RIGHT: View down 7th Street in Leadville, Colorado, which has not yet succombed to being a ski town.

In what way, for instance, does Main Street in Breckenridge differ from Elk Avenue in Crested Butte? Answer: Main Street in Breckenridge is longer and slightly wider.

At the core, the old mining town, Historic Register plaques in place--bars, ski/snowboard rentals, antiques shops, real-estate offices, interior decorators (for the million-dollar-plus trophy homes), boutiques for "adventure apparel," real-estate offices, restaurants, souvenir stores, maybe a lone museum ("Our Mining Heritage"), real-estate offices.

The next ring out: newer commercial buildings--the professional offices, the municipal offices, the fire station, the police department.

Then the condominiums with names like Edelweiss.

Then the upscale subdivisions for the "trophy homes", so often named with the "The (blank) at (blank)" formula that is supposed to exude classiness to buyers in Denver or Dallas. Example: "The Turds at Elk Meadows."

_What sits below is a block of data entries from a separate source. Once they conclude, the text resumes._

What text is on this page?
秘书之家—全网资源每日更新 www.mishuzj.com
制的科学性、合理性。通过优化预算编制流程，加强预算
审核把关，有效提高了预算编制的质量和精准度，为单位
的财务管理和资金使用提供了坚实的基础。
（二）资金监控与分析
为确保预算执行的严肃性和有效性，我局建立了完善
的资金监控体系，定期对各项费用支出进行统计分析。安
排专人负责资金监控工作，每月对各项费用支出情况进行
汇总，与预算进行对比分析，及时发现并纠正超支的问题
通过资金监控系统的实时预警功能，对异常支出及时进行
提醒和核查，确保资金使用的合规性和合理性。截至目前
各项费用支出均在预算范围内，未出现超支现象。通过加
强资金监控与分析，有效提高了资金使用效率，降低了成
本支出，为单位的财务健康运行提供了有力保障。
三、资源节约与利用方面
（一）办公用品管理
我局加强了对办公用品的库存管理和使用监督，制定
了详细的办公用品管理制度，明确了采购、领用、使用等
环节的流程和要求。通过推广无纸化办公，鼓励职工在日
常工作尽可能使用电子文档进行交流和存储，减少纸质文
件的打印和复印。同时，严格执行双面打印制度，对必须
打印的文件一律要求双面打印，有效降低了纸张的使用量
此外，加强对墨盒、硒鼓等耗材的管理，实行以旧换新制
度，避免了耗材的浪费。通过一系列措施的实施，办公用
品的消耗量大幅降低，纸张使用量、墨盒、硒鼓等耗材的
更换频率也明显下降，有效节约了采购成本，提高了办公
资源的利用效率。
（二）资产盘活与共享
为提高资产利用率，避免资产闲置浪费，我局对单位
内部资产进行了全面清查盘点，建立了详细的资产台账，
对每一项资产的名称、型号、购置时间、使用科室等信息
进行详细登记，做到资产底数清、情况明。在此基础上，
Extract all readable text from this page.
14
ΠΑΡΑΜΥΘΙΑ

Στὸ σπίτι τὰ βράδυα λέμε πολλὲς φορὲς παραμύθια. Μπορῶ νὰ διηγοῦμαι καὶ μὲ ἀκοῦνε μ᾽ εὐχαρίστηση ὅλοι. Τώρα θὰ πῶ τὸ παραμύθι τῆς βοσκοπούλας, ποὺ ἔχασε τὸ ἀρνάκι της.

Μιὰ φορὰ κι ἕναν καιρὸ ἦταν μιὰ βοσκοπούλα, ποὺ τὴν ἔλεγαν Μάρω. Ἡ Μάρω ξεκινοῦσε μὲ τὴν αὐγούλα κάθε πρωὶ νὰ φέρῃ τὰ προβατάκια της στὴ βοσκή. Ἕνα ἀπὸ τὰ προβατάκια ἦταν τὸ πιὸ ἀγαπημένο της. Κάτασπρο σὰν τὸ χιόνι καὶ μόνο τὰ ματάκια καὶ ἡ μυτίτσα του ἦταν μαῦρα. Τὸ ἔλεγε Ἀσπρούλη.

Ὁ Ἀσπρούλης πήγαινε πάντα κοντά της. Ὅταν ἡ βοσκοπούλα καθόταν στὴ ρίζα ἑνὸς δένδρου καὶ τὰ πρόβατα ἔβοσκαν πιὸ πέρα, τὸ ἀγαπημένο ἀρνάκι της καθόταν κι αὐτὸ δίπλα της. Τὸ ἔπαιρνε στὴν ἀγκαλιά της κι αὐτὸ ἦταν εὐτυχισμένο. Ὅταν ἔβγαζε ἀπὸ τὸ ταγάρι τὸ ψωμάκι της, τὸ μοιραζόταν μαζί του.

The other formula applies to ski towns built from scratch, such as Vail, in which case there is no core, only Bogus Bavarian or whatever style was in favor at the time of construction, with an outer ring of tasteful strip malls.

One visit to Summit County per decade is enough.

On the plus side: Weber's Books, 100 S. Main in Breckenridge, tiny but well-stocked, had an autographed copy of Mary Sojourner's new collection of essays, Solace.